Obiettivi

Il Centro Comune di Ricerca EC JRC di Ispra ha condotto sperimentazioni riguardanti problematiche dell'inquinamento ambientale, con particolare attenzione a quello da traffico veicolare. In questa ottica il CCR ha preso in esame AMF Alfa per valutarne la capacità di riduzione delle emissioni nei veicoli diesel.
AMF Alfa determina una riduzione significativa delle emissioni regolamentate (v. Grafico 1) - in particolare CO, HC e PM - ed ha uno straordinario impatto sulla qualità delle emissioni di particolato.
Di seguito sinteticamente si illustrano tali risultati e nei diagrammi allegati sono riportate le variazioni percentuali delle emissioni regolamentate mediate sull'intera flotta in prova.

Gli effetti di AMF Alfa sul particolato sono importanti, soprattutto nel ciclo extraurbano.
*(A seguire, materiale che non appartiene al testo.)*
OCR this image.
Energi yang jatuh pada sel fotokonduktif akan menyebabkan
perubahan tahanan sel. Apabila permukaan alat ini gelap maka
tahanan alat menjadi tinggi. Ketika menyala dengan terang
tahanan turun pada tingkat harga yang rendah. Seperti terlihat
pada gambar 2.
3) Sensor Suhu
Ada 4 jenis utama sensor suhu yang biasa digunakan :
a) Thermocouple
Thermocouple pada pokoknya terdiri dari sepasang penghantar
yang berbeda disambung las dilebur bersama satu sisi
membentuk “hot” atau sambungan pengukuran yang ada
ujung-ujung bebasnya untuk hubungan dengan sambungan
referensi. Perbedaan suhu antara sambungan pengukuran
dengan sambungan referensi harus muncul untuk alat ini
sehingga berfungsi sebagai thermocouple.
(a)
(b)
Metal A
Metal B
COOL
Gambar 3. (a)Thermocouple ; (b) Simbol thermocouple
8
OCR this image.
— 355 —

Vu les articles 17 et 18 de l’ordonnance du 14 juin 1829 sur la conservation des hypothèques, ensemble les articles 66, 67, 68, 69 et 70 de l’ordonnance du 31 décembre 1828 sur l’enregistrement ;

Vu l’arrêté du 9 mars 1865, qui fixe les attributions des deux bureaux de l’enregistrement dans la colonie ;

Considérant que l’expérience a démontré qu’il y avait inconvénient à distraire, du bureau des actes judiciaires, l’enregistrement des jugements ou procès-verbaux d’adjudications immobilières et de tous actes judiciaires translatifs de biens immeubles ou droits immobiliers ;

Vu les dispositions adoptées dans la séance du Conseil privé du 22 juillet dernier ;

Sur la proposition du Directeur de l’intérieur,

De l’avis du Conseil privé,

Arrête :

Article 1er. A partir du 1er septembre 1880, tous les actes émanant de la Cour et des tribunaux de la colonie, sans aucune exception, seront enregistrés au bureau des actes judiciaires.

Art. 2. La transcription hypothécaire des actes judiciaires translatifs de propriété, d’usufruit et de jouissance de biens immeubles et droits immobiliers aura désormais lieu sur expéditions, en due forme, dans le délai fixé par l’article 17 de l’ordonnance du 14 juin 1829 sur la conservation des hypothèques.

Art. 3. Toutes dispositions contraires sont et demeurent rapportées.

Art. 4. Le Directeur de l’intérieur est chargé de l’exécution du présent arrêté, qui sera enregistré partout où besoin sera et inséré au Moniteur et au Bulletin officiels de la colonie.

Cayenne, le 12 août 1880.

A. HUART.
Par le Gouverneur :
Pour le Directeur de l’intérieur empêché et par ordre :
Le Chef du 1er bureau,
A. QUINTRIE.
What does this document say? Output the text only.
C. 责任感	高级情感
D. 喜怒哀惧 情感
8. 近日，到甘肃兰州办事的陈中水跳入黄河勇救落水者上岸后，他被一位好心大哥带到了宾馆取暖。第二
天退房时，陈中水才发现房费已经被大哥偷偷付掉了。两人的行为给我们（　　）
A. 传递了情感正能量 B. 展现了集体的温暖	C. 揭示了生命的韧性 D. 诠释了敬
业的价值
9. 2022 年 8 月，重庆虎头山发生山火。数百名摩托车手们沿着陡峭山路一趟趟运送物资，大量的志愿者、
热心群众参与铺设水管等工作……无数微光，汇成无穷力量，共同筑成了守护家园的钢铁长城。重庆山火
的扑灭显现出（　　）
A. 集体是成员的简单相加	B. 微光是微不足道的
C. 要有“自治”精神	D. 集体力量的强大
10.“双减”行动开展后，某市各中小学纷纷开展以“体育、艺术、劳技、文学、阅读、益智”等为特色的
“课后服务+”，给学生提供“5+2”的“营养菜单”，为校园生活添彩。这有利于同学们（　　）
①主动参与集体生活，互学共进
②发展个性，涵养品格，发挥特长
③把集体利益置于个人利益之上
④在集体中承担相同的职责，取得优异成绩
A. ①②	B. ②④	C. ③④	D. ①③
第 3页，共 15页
Anche nei casi in cui la diminuzione del particolato è risultata contenuta nel ciclo urbano, si è potuto osservare una decisa decolorazione del particolato raccolto sui filtri, dovuta alla forte riduzione della frazione carboniosa.

✓ Ancora più rilevanti sono i risultati dell'esame delle emissioni di particolato dal punto di vista qualitativo, in particolare realizzate attraverso la determinazione di quantità e tipologia degli idrocarburi poliaromatici (PAH) adsorbiti sul particolato. Tali analisi hanno evidenziato che i PAH diminuiscono in misura superiore rispetto a quanto avviene per il particolato stesso; anche nei casi in cui nel ciclo urbano si è osservata - in funzione della tecnologia motoristica - una scarsa riduzione della massa di particolato, la riduzione di PAH è stata alquanto netta (v. Grafico 2). Inoltre la caratterizzazione qualiquantitativa dei PAH ha dato risultati di altissima riduzione della potenziale tossicità delle emissioni di particolato (v. Grafico 3): infatti, la componente cancerogena dei PAH adsorbita sul particolato così altamente diminuita toglie ai PM i valori drammatici degli indici di tossicità equivalente che li caratterizzano.

✓ Nei veicoli è stata osservata una forte riduzione delle emissioni di idrocarburi incombusti (HC) e di CO. Tale riduzione è ovviamente più elevata nella fase urbana del ciclo di prova rispetto a quella extraurbana, in quanto la maggior parte delle emissioni di idrocarburi incombusti si ha a motore caratterizzato da un regime termico lontano dall'intervallo ottimale.

✓ Gli effetti dell’additivo sulle emissioni di ossidi di azoto (Nox) sono trascurabili in quanto tali emissioni sono perlopiù determinate da parametri motoristici.


Sulla scorta dei risultati ottenuti dalla J.R.C., estendere l'utilizzo di AMF Alfa all'intero territorio nazionale significa risolvere il problema dell’inquinamento e quindi:
salvaguardia di vite umane (oltre 65.000 morti annue accertate per tumore derivato da molecole cancerogene da particolato PM10) [Air pollution Europe 2014];
✓ enormi risparmi su base annua per l'acquisto di farmaci chemioterapici;
✓ maggiore consenso per il cittadino che non deve più subire restrizioni da traffico ormai regolarmente adottate;

✓ I principali test e prove eseguite sono di seguito elencate:

- prove su strada e su banco con controllo dei consumi ed emissioni,
- prove di emissione secondo ciclo ECE 15,
- prove di emissione secondo ciclo EUDC,
- prove di emissione secondo ciclo NEDC,
- prove di emissione secondo ciclo POLIMI,
- test oxidation stability,
- wet & dry antifoaming performance,
- injector nozzle detergency performance,
- no harm emission,
- fuel analysis,
- demulsibility performance,
- test opacimetri per autoveicoli leggeri e pesanti,
- test anticorrosione,

* I risultati dei test sono a disposizione per verifiche ed approfondimenti.